* in a legacy system, a server, perhaps with the leader node, filled up disk space and became unhealthy, the consul agent kept reporting it and itself as healthy, and failover and gossip generally wedged
* in a dev environment, after we replaced some servers in the cluster, the other nodes noted cert changes and refused to work with the new servers
* second-hand, in self-hosted installations, it caused a number of hard-to-troubleshoot outages
* something about circular dependencies and going by "wait _n_ seconds" rather than by healthiness
It was reliable enough that it could gather a really significant blast radius, and it had different gnarly failure modes, so documentation could be irrelevant from case to case.
I don't want to sound bad, but to me all of these sound like a misconfiguration and lack of understanding how consul works tbh. But i don't know the full context so eh, these things happen.
We rearchitected. At one workplace, we built and distributed our own service.
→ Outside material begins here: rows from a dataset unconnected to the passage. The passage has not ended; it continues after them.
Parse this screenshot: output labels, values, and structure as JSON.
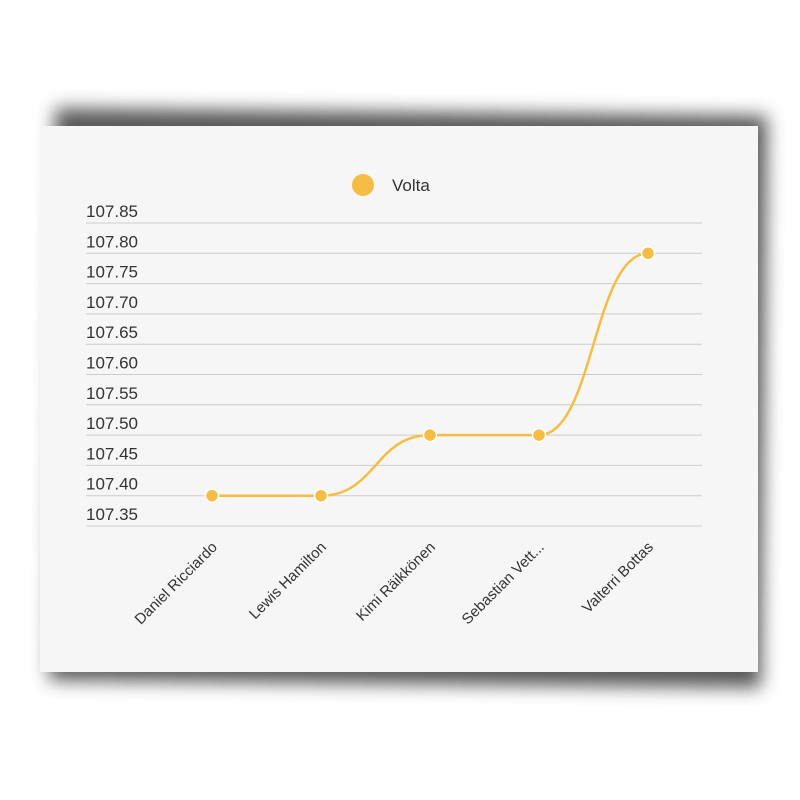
{
  "chart_data": {
    "type": "line",
    "categories": [
      "Daniel Ricciardo",
      "Lewis Hamilton",
      "Kimi Räikkönen",
      "Sebastian Vett...",
      "Valterri Bottas"
    ],
    "series": [
      {
        "name": "Volta",
        "values": [
          107.4,
          107.4,
          107.5,
          107.5,
          107.8
        ]
      }
    ],
    "yticks": [
      "107.35",
      "107.40",
      "107.45",
      "107.50",
      "107.55",
      "107.60",
      "107.65",
      "107.70",
      "107.75",
      "107.80",
      "107.85"
    ],
    "ylim": [
      107.35,
      107.85
    ],
    "grid": true,
    "legend": "top-center",
    "colors": {
      "series": "#f5bd43",
      "grid": "#cccccc"
    }
  }
}
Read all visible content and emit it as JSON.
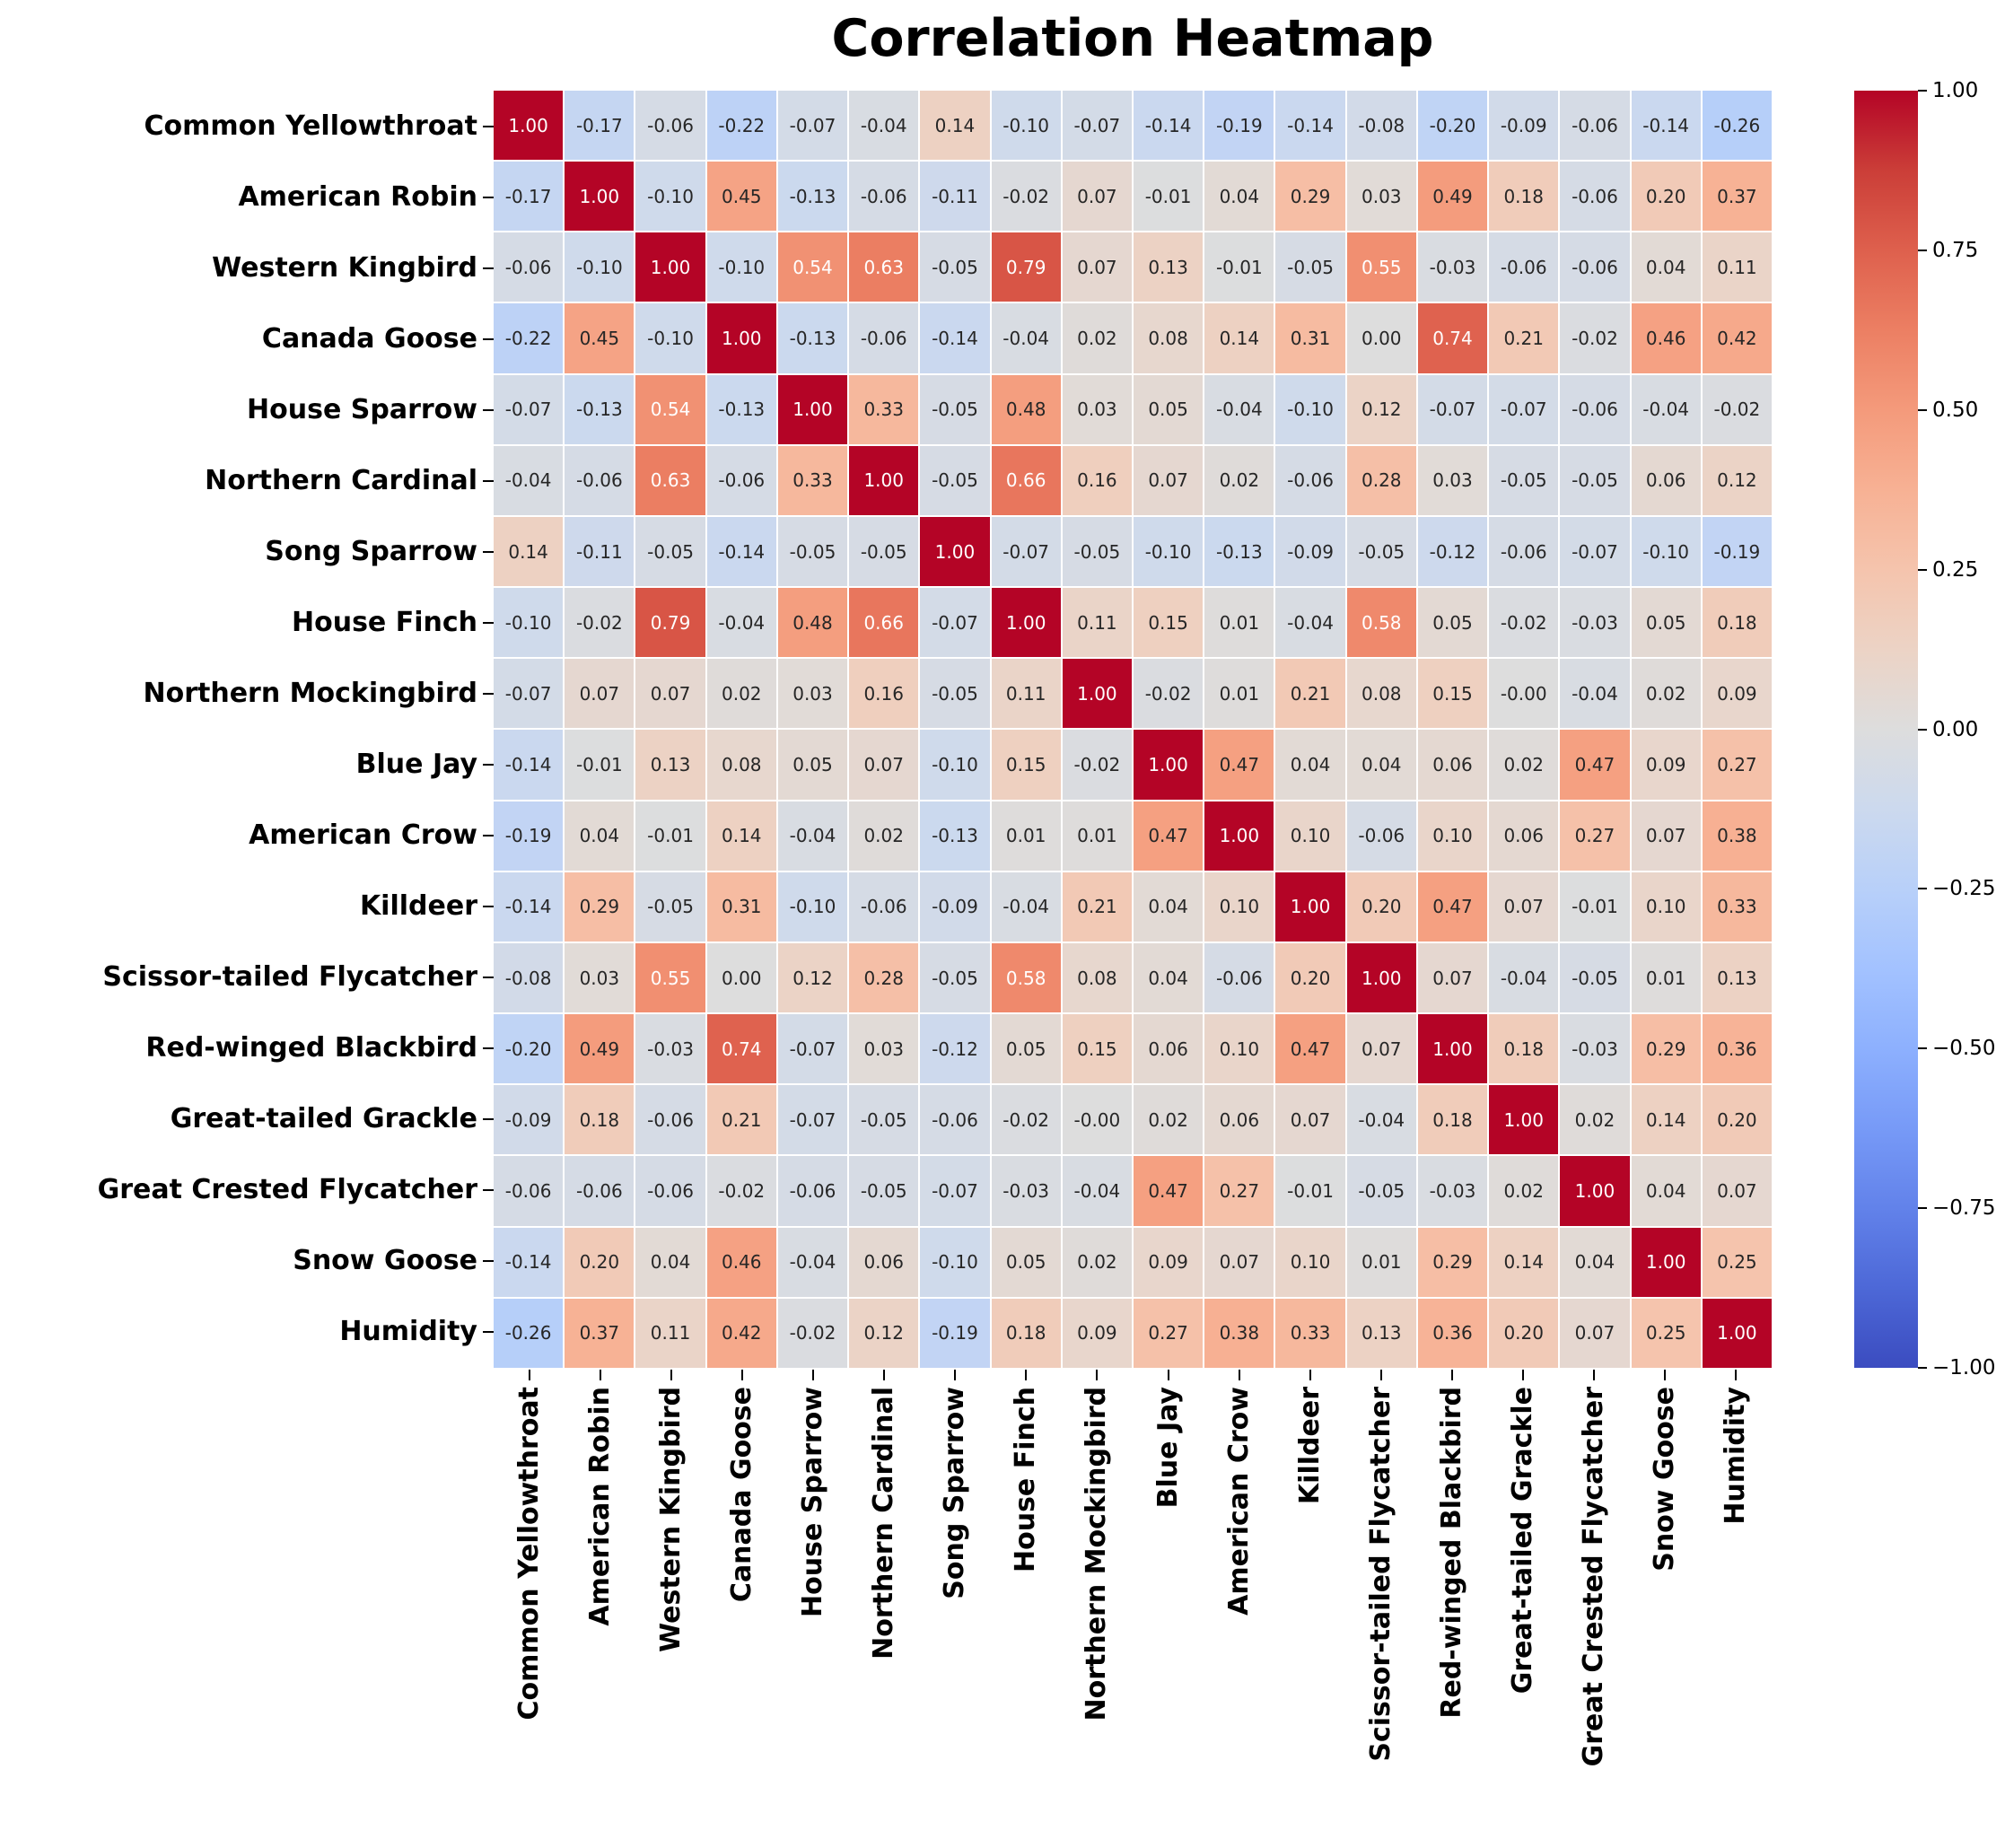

At another, we shifted to semi-automated more static lists of servers for roles; those servers were much less dynamic.
There are exceptions but most of the time replacing an off the shelf std. solution with something self made looks like NIH syndrome to me.
The exceptions are the few cases where you know you will forever only need some strict set of features and your own solution can provide them by way more simple means than the in comparison "fat" off the shelf solution.
I'm not sure service discovery in a cluster is one of those cases.
Not OP, but go look at the consul documentation. In fact, just look at "Configuration" page alone: https://www.consul.io/docs/agent/options - it goes FOREVER. Maybe you don't need most of that, but whatever you do need, you're going to have to find it somewhere in there.
And yes, the error messages can be utterly cryptic.
One thing: Don't ever let junior devs try to create a cluster out of their own laptops (yes they will think it sounds like a good idea) as this will be a never-ending nightmare.